Shena Driscoll Salvato

IN A WORD: HUNGER


"Who's hungry?" Sometimes, context can be everything. Listeners, even those who casually overhear a question, can make their own meaning of it, regardless of what was intended, perhaps baffling the one who posed the question. Not only can that meaning be assumed and made, without checking for clarification, but action, in good will, can be taken upon it. While that action can be far from its intended outcome, it can give one pause, shift one’s thinking, change one’s direction.


Such was the case on that lush, green day, in the field dotted with the colors of summer, overlooking the pond, with friends whose paths we were so fortunate to have crossed so many years prior in a land far from those from which we had both hailed. Friends who, on many levels, had profoundly influenced and impacted our lives, not through intention or forced opinion or even subtle suggestion, but through the sincerity of their volunteered stories, the zest in their eyes and the emotion in their voices when they revisited those moments with us as their witnesses. The recounts of those stories were so real to me I could feel them with all my senses: the light, the sounds, the textures, the tastes, the feelings. They took me on vicarious journeys with them, planting seeds I did not even know had been gifted to me, but would later sprout and blossom into some of my most profound experiences: choices, places, passions. Reflecting on it now, those points of influence are far more numerous than I could have guessed. It comes as no surprise, then, that the response to that singular, isolated question has lingered in my mind, and now, has manifested itself on this page: Who’s hungry?


It came from up the slope, off the edge of the deck, in the familiar, confident voice of my teenage daughter. I, who instinctively knew who the question was directed toward, what the reason was, when it was being asked, where it was being directed, why it was being asked the way it was, how the tone would elicit the desired result, our friends were hearing it fresh and free from all of those contexts, and hopped into action: I can get dinner started!


I laughed, at myself, for never before hearing the question in the way it had been received. I was so used to hearing it for its intended result to whom it was directed that I had not even considered this other possible audience: ourselves. I was grateful for their willingness to take care of our needs, but, ironically, my daughter was the one attending to other needs, not asking that her needs be met at all.

When contemplating this or any other (seemingly) simple, direct question, it can be revelatory to reflect on the following:

Who leads the direction toward the answer? The one asking the question? The one it is directed toward? The one who happens to overhear it?

What is more important? The intended question? The result of how the question was interpreted?

When a question is asked, are we alert and ready to hear it? Can it snap us out of a slumber we did not realize we were in? Lead us to a new realization?

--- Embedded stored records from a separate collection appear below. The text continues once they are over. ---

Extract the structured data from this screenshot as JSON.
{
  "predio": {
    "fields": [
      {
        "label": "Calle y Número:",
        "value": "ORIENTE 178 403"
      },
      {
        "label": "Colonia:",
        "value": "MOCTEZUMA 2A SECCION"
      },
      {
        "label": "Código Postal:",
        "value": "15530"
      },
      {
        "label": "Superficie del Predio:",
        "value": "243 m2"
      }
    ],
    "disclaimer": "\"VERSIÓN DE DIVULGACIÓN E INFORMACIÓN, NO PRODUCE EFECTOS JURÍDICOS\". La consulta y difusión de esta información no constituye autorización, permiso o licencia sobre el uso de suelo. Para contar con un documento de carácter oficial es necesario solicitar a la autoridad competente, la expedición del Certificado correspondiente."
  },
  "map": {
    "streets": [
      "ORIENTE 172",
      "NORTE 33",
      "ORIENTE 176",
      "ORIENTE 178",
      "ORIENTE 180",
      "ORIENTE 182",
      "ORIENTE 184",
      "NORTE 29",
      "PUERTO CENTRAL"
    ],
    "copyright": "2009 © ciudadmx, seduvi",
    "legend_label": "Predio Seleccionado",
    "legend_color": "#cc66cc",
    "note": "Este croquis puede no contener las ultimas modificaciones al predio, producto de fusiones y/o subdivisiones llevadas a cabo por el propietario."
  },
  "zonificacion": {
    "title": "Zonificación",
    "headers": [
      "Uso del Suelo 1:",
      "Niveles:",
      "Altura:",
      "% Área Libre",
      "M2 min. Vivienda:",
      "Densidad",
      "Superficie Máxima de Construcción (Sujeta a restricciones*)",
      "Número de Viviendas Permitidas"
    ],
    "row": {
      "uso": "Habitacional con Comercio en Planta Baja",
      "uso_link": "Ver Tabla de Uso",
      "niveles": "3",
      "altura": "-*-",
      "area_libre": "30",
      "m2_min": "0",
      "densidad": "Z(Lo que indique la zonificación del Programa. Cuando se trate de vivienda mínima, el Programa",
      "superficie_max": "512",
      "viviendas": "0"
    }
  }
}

Where are we when we hear the question? How can that can frame our interpretation of it? How our instincts kick in? How we respond? If we respond?

Why were we the recipient of that particular question, intended or not, at that very intersection of time and space, of people and circumstances? What greater meaning does it have for us?

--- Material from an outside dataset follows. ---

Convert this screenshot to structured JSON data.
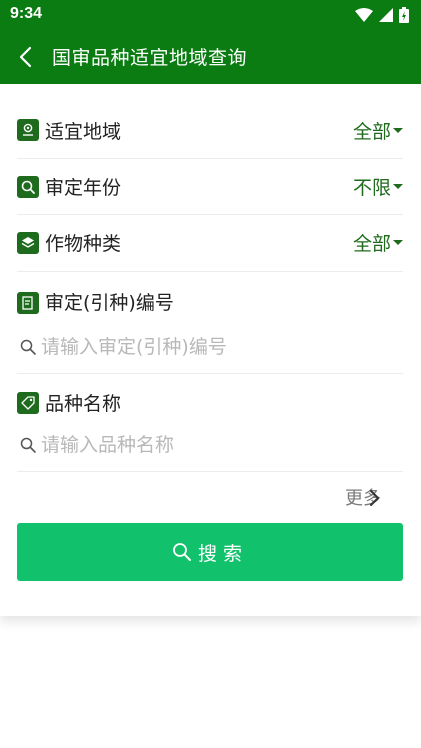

How do we let that question sink in? Is there time? Do we allow the time? Is time suspended?


While I was not the intended audience for that question, it left me wondering: Who IS hungry? For what? Not in the literal form, but figuratively. What do we hunger for? I hear it now as a challenge, the taunt of a coach shouting in the middle of a sweaty huddle with just a few seconds left on the clock, eyes lit up with belief in the potential of the team surrounding the voice: Who’s hungry? Who wants it? The question can give us pause. Are we acknowledging our hunger? For what? What are we longing for that we have not allowed to visualize in the silence?


We can think back through our own experiences and identify similar questions or situations in our lives. Other questions to consider (that have shifted the direction of my own life): Why don’t you X? Why aren’t you X? Ironically, the negative framing of those questions somehow tosses a line of hope to the recipient, who didn’t even know it was needed. The negative gives something for the line to grab on to, allowing ourselves to make that reassuring contact with the shore and pull ourselves toward it. Sit with the questions. Allow the silence to feed the possibilities.


So who was the intended audience of that simple question shouted form the deck on that vibrant summer day? In swift response to that question, toward the voice that beckoned them, out of sheer animal instinct, came barreling our Labrador Retriever pups, chocolate and yellow, brother and sister, ears flopping, tails wagging, tongues bouncing. They heard the call. They knew it was meant for them. They knew what that question really meant. Ironically, the question was not a question at all, but a command, an invitation: a command to come home, an invitation to be nourished. A spoken command would likely not have moved them (just like us, they can certainly be stubborn), but a question? That question? That moved them in an instant. What command or invitation have we been resisting that we can instead reframe as a question? Let's identify one and give it a try. It just might set us off barreling toward the nourishment we have been ready for all along.